Les mots-clés de l’offre d’emploi doivent apparaître dans le CV, formulés de la même manière que dans l’annonce. Si l’offre mentionne « gestion de projet », utiliser « pilotage de projet » à la place peut suffire à faire passer le document sous le radar de l’algorithme.
Quelques principes techniques permettent d’augmenter le taux de passage :
- Reprendre les intitulés de poste et les compétences tels qu’ils figurent dans l’annonce, sans reformulation créative
- Utiliser un format de fichier lisible par les ATS (PDF simple, sans colonnes multiples ni tableaux complexes qui perturbent l’extraction de texte)
- Placer les informations prioritaires (titre du poste visé, compétences clés, dernière expérience) dans le premier tiers du document
Adapter chaque CV à chaque offre prend du temps. En revanche, cette personnalisation ciblée produit de meilleurs résultats que l’envoi massif d’un document générique à des dizaines d’entreprises.
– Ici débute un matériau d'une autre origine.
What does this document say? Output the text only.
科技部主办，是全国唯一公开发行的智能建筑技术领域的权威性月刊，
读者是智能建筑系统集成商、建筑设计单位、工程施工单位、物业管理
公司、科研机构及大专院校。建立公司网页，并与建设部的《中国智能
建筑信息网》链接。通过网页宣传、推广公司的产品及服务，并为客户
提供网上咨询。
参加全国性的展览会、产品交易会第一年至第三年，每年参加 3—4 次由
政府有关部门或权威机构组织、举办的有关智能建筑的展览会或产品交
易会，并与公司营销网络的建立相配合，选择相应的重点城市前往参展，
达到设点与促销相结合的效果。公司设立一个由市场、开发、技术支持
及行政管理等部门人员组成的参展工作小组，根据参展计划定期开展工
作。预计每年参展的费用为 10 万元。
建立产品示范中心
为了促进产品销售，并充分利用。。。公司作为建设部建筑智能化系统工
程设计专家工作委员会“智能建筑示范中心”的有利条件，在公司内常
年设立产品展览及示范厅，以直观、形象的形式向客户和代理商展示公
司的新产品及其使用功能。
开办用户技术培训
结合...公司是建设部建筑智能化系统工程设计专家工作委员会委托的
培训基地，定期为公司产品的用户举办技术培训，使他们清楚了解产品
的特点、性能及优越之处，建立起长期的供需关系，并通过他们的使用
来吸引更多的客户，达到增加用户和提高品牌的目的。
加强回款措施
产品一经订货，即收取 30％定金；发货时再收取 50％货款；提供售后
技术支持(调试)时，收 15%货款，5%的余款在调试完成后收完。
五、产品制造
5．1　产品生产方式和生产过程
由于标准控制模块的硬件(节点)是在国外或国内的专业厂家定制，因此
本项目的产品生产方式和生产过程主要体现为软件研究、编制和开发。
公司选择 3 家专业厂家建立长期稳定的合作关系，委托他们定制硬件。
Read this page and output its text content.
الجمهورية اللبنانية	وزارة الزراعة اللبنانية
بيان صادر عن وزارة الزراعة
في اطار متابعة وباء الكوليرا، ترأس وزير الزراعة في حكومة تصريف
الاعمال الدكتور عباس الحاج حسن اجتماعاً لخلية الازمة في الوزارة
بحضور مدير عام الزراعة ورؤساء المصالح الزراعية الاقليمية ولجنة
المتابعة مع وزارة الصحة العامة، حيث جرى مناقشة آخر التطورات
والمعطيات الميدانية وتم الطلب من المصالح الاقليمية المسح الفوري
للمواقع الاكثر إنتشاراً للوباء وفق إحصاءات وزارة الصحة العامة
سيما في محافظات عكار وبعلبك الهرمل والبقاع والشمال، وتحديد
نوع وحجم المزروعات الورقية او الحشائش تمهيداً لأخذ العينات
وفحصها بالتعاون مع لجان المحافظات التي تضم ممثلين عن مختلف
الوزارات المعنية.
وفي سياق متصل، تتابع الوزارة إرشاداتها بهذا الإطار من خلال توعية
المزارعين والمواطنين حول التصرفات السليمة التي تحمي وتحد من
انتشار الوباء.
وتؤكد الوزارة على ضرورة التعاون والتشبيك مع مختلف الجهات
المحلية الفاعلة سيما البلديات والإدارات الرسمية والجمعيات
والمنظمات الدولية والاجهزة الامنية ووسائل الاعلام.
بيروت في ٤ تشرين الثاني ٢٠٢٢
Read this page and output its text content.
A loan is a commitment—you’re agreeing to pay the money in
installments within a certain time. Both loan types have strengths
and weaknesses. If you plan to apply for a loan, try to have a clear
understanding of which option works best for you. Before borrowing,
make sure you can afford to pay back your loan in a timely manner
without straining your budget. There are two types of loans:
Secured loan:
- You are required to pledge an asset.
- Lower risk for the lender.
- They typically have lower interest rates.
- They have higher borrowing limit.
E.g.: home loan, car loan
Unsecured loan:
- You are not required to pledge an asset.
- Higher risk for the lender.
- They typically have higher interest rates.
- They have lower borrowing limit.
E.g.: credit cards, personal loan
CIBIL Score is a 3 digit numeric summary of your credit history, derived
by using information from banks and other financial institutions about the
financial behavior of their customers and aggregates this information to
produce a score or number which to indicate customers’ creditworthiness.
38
L’IA dans la recherche d’emploi : un levier réel avec des limites à connaître
L’usage de l’intelligence artificielle pour préparer les candidatures a nettement progressé en 2025, notamment chez les cadres. Génération de lettres de motivation, reformulation de CV, simulation d’entretien : l’IA est devenue un outil de productivité dans la recherche de poste.
Les outils d’IA générative permettent de produire rapidement une première version de lettre de motivation adaptée à une offre. Ils peuvent aussi identifier les compétences à mettre en avant en fonction du secteur visé, ou reformuler des expériences professionnelles pour les rendre plus lisibles.
Les retours terrain divergent sur ce point : certains recruteurs apprécient la clarté des candidatures assistées par IA, d’autres repèrent des formulations trop standardisées et les écartent. Un CV généré par IA sans relecture personnelle se repère. L’outil fonctionne mieux comme accélérateur de rédaction que comme rédacteur autonome.
L’IA intervient aussi de l’autre côté du processus. France Travail expérimente depuis peu une IA pour sélectionner les dossiers à contrôler, ce qui illustre la montée en puissance de l’automatisation dans la gestion du marché du travail, tant côté candidat que côté institutionnel.

Marché caché de l’emploi : candidatures spontanées et réseau professionnel
Une part significative des postes pourvus chaque année ne fait l’objet d’aucune publication sur les jobboards. Ce marché dit « caché » repose sur le bouche-à-oreille, les recommandations internes et les candidatures spontanées.
Cibler des entreprises sans attendre la publication d’une offre suppose un travail préalable d’identification. Repérer les entreprises qui recrutent dans son secteur, suivre leur actualité (levées de fonds, ouvertures de sites, nouveaux contrats) donne des indices sur leurs besoins à court terme.
Le réseau professionnel reste le canal le plus efficace pour accéder aux opportunités non publiées. LinkedIn n’est pas le seul levier : les événements sectoriels, les salons professionnels et les anciens collègues constituent des points d’entrée souvent plus directs. Une prise de contact ciblée, accompagnée d’un message personnalisé expliquant pourquoi cette entreprise précise vous intéresse, obtient un taux de réponse bien supérieur à une candidature spontanée générique.
La recherche d’emploi en 2025-2026 fonctionne sur deux registres simultanés : la réponse aux offres publiées (avec un CV optimisé pour les filtres automatisés) et la prospection directe auprès des entreprises. Combiner les deux approches réduit la durée moyenne de recherche, à condition de maintenir un rythme régulier et de documenter chaque démarche. Le cadre réglementaire pousse dans cette direction, les outils numériques la facilitent, mais c’est la régularité de l’effort qui fait la différence.